If I was thinking of films that I wish would get a sequel, Sicario would not be on that list. Released in 2015 and starring Emily Blunt, it was directed by the great Denis Villeneuve (then coming off Prisoners and Enemy) and telling of an attempt to take down a Mexican drug cartel. It wasn’t the timeliest of films (as the number of homicides in the city of Juarez had fallen from 3,500 to 311 in the past five years), but it was really good and most importantly self-contained. It also had a heck of a supporting cast including Benicio del Toro, Josh Brolin, Victor Garber, Jon Bernthal, Daniel Kaluuya, and Jeffrey Donovan (the guy who wasn’t Bruce Campbell on Burn Notice as even my mom knows him) and a script from the man who would write Hell or High Water and then write and direct Wind River. But since then, Villeneuve has gone on to bigger and better things and the Mexican immigrant debate has become inescapable. But don’t you worry at all; no one will ever mistake Sicario: Day of the Soldado of being relevant.
It’s tempting to start Soldado (the original, easier to say title) on my shitlist for losing Blunt in the transition, but aside from only explaining what a “sicario” is if you happen to hear the word and read the subtitle (it’s a hitman, this film has nothing to do with hitmen), it works perfectly fine as a separate film. Del Toro, Brolin, and Donovan all return here with del Toro taking the center stage. It’s a good thing too because he’s the only actor in this movie who is compelling at all, who feels like a full character, who actually commands the screen when he appears.
Instead, Soldado started on my shitlist with a pair of terrible opening scenes that are just embarrassingly bad and out of touch. It’s clearly meant to provoke and while it does propel the entire plot, it just means the film ends up getting lost trying to justify what the hell this has to do with prompting the US to want to start an internal civil war between drug cartels, but I guess they mostly succeed in that I eventually stopped trying to rationalize it. Brolin heads up the task force with del Toro on it and given the okay to go dirty. Brolin’s had such a great year, but this is just him doing a tired Tommy Lee Jones with some hackneyed dialogue and occasionally yell about how this isn’t the kind of reason he thought he was fighting for. Catherine Keener shows up to oversee them all and I’m pretty sure in one scene they didn’t even cut out her walking away and grabbing her paycheck.
There’s also another side plot with a Mexican teenager who is being drawn into the world of criminal life on the border. It is disconnected for a large portion of it, bland, and the actor (Elijah Rodriguez) is a void of charisma. He is clearly meant to have an arc too, but we never get a sense for who he is. He just shows up and does his thing each time as if we are going down an invisible checklist. We also get a kidnapped teen played by Isabela Moner (Transformers: The Last Knight, a film I had forgot existed, let alone came out last year) who is a bit better and could have stood to have more sustained screen time.
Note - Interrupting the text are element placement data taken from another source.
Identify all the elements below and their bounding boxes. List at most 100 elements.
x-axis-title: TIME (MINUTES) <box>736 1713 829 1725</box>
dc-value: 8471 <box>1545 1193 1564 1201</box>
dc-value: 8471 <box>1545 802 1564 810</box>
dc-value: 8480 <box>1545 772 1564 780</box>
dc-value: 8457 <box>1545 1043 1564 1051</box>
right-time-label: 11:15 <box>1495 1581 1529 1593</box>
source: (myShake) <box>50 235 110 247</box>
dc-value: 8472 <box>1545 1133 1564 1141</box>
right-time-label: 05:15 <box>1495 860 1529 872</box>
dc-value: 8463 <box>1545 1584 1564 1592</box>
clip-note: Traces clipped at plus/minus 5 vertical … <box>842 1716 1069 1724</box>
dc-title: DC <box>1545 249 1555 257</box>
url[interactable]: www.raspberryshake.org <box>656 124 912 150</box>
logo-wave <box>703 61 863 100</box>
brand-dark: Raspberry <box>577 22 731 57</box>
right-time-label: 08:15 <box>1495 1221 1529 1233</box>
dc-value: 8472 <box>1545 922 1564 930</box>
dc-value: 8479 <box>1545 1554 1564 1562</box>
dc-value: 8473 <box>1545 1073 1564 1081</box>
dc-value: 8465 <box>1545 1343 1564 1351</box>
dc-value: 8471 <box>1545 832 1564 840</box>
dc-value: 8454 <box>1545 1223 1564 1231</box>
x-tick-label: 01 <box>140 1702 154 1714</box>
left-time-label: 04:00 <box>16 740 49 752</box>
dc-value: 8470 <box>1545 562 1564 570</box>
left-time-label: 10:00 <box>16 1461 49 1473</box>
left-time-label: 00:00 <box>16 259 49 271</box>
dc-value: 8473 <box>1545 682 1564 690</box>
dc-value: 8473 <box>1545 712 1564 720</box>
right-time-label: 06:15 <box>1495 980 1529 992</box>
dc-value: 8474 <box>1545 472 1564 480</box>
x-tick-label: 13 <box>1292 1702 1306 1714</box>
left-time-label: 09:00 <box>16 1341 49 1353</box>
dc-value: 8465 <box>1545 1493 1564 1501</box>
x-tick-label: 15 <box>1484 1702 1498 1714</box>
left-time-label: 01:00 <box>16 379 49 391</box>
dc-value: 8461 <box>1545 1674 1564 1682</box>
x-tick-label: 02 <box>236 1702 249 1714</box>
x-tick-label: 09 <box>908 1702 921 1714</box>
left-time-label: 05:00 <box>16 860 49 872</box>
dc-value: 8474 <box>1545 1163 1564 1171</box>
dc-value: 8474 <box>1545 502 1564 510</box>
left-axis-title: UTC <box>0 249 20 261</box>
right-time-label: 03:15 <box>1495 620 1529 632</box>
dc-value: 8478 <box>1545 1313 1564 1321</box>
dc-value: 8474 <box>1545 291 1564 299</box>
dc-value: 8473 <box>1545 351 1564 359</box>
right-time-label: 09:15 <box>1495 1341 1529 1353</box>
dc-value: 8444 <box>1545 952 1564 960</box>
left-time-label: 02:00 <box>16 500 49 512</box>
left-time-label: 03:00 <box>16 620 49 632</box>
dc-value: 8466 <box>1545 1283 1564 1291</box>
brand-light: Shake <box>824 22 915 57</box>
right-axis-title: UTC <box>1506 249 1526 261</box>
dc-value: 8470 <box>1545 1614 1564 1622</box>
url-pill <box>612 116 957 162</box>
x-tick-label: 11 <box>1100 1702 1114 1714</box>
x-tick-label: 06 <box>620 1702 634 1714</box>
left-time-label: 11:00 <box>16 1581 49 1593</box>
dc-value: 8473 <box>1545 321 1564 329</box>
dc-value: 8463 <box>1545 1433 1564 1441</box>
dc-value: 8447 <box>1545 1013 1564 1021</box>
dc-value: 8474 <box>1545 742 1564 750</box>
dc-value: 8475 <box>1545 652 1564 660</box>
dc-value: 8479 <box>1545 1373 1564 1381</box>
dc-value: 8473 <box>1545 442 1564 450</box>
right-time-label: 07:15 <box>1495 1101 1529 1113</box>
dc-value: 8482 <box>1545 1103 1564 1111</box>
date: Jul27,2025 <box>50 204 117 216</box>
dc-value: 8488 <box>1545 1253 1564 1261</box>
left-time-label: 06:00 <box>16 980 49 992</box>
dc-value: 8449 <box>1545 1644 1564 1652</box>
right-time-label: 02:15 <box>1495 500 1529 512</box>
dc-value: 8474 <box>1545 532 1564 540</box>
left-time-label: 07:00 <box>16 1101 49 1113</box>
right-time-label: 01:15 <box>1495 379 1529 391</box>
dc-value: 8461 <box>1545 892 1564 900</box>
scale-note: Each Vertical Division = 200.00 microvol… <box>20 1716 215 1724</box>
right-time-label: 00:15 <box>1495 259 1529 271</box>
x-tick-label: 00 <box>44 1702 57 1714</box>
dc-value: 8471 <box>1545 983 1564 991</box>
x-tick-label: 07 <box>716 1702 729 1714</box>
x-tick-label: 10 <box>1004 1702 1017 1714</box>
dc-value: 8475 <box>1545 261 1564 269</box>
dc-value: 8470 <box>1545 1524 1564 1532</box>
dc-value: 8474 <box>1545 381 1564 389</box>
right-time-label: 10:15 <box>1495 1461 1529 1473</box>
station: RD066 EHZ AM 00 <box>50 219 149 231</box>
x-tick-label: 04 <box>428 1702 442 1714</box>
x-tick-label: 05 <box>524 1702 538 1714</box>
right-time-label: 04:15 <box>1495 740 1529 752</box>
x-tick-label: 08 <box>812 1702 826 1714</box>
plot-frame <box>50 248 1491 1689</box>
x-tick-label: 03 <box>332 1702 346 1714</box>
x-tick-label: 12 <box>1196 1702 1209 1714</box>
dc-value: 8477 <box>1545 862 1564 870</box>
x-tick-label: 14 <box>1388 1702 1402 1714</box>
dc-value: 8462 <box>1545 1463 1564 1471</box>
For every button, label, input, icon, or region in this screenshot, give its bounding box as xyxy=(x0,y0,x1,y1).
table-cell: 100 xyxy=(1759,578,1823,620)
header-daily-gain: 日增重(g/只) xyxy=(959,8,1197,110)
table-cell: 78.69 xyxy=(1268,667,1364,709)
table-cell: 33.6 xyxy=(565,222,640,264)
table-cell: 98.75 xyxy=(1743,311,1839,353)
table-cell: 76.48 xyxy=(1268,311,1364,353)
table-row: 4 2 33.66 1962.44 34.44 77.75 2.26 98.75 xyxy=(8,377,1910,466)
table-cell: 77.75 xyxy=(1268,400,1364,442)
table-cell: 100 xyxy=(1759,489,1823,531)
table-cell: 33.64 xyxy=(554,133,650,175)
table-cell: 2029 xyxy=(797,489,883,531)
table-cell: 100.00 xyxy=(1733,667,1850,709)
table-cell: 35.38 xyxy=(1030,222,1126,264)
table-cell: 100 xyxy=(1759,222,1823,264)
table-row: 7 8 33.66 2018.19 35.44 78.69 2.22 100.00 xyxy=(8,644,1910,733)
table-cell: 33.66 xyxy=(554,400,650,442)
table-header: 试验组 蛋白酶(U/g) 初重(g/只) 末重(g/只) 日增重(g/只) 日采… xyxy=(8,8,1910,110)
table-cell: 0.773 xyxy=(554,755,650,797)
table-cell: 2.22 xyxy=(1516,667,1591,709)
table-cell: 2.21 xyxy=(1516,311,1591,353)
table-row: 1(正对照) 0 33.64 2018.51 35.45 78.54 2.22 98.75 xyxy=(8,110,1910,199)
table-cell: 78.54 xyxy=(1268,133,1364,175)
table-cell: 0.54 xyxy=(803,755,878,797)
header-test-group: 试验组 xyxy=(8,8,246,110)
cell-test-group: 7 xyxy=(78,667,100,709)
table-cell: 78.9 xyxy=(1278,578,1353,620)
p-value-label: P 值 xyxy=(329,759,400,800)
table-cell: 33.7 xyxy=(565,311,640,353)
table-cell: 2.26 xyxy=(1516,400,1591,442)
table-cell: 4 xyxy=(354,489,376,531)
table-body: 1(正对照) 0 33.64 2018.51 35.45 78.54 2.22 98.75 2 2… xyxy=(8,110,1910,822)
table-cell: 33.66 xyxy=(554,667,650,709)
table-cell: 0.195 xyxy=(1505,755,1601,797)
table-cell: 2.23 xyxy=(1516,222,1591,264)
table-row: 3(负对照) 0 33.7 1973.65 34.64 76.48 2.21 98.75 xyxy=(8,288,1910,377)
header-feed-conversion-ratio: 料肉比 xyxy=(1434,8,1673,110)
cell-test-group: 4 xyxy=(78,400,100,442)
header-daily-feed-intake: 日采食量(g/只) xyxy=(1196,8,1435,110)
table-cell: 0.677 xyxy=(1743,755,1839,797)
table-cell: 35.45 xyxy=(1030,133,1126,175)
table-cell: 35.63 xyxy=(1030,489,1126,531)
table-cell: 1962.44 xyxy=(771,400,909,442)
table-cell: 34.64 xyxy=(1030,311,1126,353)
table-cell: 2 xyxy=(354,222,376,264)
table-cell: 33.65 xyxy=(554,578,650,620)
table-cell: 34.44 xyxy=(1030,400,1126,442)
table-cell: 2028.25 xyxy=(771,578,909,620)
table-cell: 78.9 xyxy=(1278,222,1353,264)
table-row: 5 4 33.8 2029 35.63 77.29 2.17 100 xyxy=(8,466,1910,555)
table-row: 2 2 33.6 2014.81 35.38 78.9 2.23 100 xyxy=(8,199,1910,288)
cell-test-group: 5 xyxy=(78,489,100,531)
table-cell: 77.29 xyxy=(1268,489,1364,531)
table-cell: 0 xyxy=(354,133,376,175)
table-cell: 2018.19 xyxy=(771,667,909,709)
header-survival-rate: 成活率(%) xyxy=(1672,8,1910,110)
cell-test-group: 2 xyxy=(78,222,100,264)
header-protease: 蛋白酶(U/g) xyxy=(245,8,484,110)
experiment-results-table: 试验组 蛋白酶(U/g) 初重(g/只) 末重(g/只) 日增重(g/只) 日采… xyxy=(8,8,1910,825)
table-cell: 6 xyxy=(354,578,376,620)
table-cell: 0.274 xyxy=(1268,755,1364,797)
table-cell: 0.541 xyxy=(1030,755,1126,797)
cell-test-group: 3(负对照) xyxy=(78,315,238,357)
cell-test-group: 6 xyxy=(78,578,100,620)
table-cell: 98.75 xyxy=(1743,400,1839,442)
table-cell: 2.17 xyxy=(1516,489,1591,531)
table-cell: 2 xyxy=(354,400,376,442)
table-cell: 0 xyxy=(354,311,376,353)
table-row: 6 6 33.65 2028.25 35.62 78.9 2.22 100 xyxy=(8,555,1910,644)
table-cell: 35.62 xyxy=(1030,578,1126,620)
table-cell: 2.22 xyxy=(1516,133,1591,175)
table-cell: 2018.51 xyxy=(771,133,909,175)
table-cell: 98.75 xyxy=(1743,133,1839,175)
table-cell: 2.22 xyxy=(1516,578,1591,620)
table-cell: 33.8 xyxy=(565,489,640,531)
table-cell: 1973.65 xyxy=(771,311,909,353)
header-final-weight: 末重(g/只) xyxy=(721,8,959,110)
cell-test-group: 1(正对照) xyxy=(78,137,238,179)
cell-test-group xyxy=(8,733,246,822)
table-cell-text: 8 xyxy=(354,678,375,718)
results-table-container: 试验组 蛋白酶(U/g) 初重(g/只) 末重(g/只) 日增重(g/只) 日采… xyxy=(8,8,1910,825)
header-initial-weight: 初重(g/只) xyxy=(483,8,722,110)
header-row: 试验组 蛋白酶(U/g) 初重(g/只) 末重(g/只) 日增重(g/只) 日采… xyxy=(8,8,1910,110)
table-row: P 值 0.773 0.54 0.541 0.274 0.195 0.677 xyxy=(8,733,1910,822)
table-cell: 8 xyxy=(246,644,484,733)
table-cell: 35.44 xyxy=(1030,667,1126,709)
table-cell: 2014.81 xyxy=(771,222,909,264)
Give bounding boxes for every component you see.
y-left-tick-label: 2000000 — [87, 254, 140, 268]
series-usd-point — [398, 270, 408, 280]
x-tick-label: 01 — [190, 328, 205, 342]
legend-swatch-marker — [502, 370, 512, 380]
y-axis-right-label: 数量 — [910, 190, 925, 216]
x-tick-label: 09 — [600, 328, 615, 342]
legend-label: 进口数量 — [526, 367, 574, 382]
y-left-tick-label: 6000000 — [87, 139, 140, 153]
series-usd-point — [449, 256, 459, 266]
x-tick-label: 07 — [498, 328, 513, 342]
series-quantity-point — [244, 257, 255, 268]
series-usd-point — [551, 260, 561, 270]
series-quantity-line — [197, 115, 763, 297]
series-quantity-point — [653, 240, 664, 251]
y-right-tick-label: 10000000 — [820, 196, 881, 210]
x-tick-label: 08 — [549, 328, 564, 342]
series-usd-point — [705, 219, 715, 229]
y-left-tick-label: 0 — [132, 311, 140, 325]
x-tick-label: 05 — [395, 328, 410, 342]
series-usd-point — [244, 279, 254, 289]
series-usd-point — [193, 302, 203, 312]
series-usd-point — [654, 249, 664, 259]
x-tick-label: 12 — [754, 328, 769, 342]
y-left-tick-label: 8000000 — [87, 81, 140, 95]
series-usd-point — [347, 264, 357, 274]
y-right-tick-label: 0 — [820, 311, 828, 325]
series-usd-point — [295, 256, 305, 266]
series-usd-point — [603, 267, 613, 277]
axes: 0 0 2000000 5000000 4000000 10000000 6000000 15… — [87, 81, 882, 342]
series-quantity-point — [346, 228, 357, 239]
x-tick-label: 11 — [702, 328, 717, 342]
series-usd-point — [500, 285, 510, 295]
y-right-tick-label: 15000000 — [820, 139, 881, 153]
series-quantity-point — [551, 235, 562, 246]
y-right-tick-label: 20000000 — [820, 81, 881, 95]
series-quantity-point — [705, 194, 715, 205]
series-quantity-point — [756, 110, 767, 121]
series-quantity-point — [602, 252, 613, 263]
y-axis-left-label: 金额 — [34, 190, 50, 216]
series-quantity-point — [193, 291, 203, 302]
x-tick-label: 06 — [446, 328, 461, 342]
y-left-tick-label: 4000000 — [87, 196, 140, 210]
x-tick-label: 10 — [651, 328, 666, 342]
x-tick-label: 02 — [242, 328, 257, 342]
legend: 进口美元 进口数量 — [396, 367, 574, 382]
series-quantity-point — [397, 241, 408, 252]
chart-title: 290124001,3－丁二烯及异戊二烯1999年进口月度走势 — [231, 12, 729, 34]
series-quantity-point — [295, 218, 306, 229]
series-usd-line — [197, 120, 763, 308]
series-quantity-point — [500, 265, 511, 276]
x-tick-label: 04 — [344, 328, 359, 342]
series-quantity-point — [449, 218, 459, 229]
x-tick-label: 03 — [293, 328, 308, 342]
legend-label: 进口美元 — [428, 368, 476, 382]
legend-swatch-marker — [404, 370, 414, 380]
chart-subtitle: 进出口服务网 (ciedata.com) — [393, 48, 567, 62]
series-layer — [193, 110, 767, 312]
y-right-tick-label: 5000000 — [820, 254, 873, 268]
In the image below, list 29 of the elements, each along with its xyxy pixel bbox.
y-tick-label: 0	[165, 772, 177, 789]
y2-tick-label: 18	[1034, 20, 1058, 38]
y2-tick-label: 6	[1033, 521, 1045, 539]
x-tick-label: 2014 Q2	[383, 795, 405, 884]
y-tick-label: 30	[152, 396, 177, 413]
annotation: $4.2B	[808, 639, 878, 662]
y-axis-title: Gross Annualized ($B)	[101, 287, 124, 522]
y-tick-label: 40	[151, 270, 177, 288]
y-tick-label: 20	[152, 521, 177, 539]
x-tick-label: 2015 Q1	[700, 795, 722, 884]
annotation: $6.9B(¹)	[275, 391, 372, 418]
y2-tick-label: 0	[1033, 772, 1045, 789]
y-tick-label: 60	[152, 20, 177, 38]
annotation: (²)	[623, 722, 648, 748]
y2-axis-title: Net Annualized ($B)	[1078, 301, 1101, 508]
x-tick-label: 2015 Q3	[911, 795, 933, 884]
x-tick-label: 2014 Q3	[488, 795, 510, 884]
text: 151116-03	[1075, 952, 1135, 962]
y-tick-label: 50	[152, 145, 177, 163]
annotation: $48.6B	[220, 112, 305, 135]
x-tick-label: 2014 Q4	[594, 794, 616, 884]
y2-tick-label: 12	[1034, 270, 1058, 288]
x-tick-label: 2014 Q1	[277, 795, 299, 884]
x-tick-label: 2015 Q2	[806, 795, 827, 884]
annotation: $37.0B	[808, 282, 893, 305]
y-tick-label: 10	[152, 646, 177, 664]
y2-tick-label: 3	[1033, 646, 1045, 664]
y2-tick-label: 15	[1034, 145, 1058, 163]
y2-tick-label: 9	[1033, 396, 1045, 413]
The film is more violent than I remember Sicario being, but cartoonishly so and going for shock moments that never come. It’s filled with explosions and people getting gunned down but none of it has any impact save for one which did only because it was so loud, the jump scare of the action world (though you can see it coming). The score by Hildur Guðnadóttir (replacing the late Jóhann Jóhannsson) is overblown as if the filmmakers are trying (and failing) to will their movie exciting. The cinematography in The Crow and Dark City are some of my favorites, but let’s be honest, Dariusz Wolski is not Roger Deakins and the film lacks the visual inspiration of the first film or much of any at all.
The film once or twice runs up against an actually relevant idea but at best they are left to offhanded remarks. There’s a clear sequel hook for a third film that I’m not sure if it was more laughable or infuriating. There’s so much room for a film discussing US-Mexican relations, violence in Mexico, and the border, but this is not that film. It is ill-suited to all those tasks, offering nothing new or worthwhile to say. And no, I am not just bitter that Sorry to Bother You wasn’t listed as playing at the theater on Thursday night until I saw it listed above a theater sign and I had already committed to seeing this damn movie. At least now I am finally caught up on my theater backlog.